Geier and Coffin used the work of Paul Buckley from the Earlham School of Religion to boil down the concept of a personal testimony into five basic points: (1) a personal testimony is a calling, not a choosing; (2) it is a public act; (3) it is reflective of the shared values of a community; (4) it requires effort; and (5) it is an expression of love. The rocks, therefore, have words like “respect” and “service” written on them. If a child cannot find a word that speaks to them on the prepared rocks, Geier and Coffin have blank rocks for students to write their own words on.

“The rocks have different weights; they’re solid and they’re sturdy, and they’re part of the Earth,” Coffin said. “They’ve been around forever, a lot like our testimonies.”
The physical weight of the rocks also imparts an important lesson: Quantity does not equal quality.

“Sometimes they’re balancing them or they’re trying to hold as many as they can in their hands, which tells you something about how many testimonies you should really be working on at the same time,” Coffin says. “There’s such a thing as too many at once.”

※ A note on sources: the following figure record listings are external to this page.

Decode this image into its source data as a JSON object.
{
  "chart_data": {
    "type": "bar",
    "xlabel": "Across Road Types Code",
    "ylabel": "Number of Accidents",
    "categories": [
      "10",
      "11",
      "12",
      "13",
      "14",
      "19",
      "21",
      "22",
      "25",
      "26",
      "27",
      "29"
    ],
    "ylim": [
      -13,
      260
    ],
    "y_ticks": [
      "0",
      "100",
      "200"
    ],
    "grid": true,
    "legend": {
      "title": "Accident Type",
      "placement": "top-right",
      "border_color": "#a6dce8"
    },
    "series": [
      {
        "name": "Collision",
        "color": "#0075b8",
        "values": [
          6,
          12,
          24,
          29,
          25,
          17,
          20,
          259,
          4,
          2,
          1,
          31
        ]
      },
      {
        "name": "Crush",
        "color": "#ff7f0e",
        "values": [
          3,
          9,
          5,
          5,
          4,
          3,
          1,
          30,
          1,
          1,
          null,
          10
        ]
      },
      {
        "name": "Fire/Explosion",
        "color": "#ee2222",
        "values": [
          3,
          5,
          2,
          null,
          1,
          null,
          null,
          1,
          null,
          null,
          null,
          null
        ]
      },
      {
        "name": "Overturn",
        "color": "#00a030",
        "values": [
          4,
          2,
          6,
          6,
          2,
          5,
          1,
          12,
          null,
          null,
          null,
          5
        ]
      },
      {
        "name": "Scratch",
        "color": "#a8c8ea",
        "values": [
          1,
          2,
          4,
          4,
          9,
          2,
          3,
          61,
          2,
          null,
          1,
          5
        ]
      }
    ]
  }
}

In addition to a tactile experience, the rocks are also interactive—sometimes in surprising ways.
The teachers assigned the words to the rocks arbitrarily, but the children found meaning in these details. For example, Coffin said that a student might think the reason “fairness” is on a big rock and “kindness” and “community” are on small rocks is that “kindness” and “community” build up to “fairness.” Coffin found this exciting: “That wasn’t part of the design, but because of the physicality of it, it’s helping them think of a testimony in very different ways than we even anticipated.” 

The course begins with students arriving at their individual testimonies, but then they expand the idea to the larger community.
“We think about something we’re working on personally, and then we talk about it as a class,” Coffin said. She asks the students for ideas of testimonies that make sense to them and then asks them to figure out a way to apply the idea to the whole class.

There’s also something to be learned when students notice the rocks that they’re not attracted to.
“Sometimes the mission is to look for the ones that are pushing you away, that are almost repelling you,” Coffin said. “The ones where you’re think, ‘Oh, that is really uncomfortable for me. I can’t look at ‘patience.’”
Geier added that noticing those awkward rocks allows the children “to just wonder why.” Then they can say to themselves, “That’s telling me something about the work I need to do with patience.”
As Coffin and Geier developed the class, they learned as well.


At first, Geier said, she worried that some groups might not understand the exercise and become silly. “That’s just never happened,” she said. “I’ve learned to trust the silence and the exploration and them moving into the rocks without very much guidance.”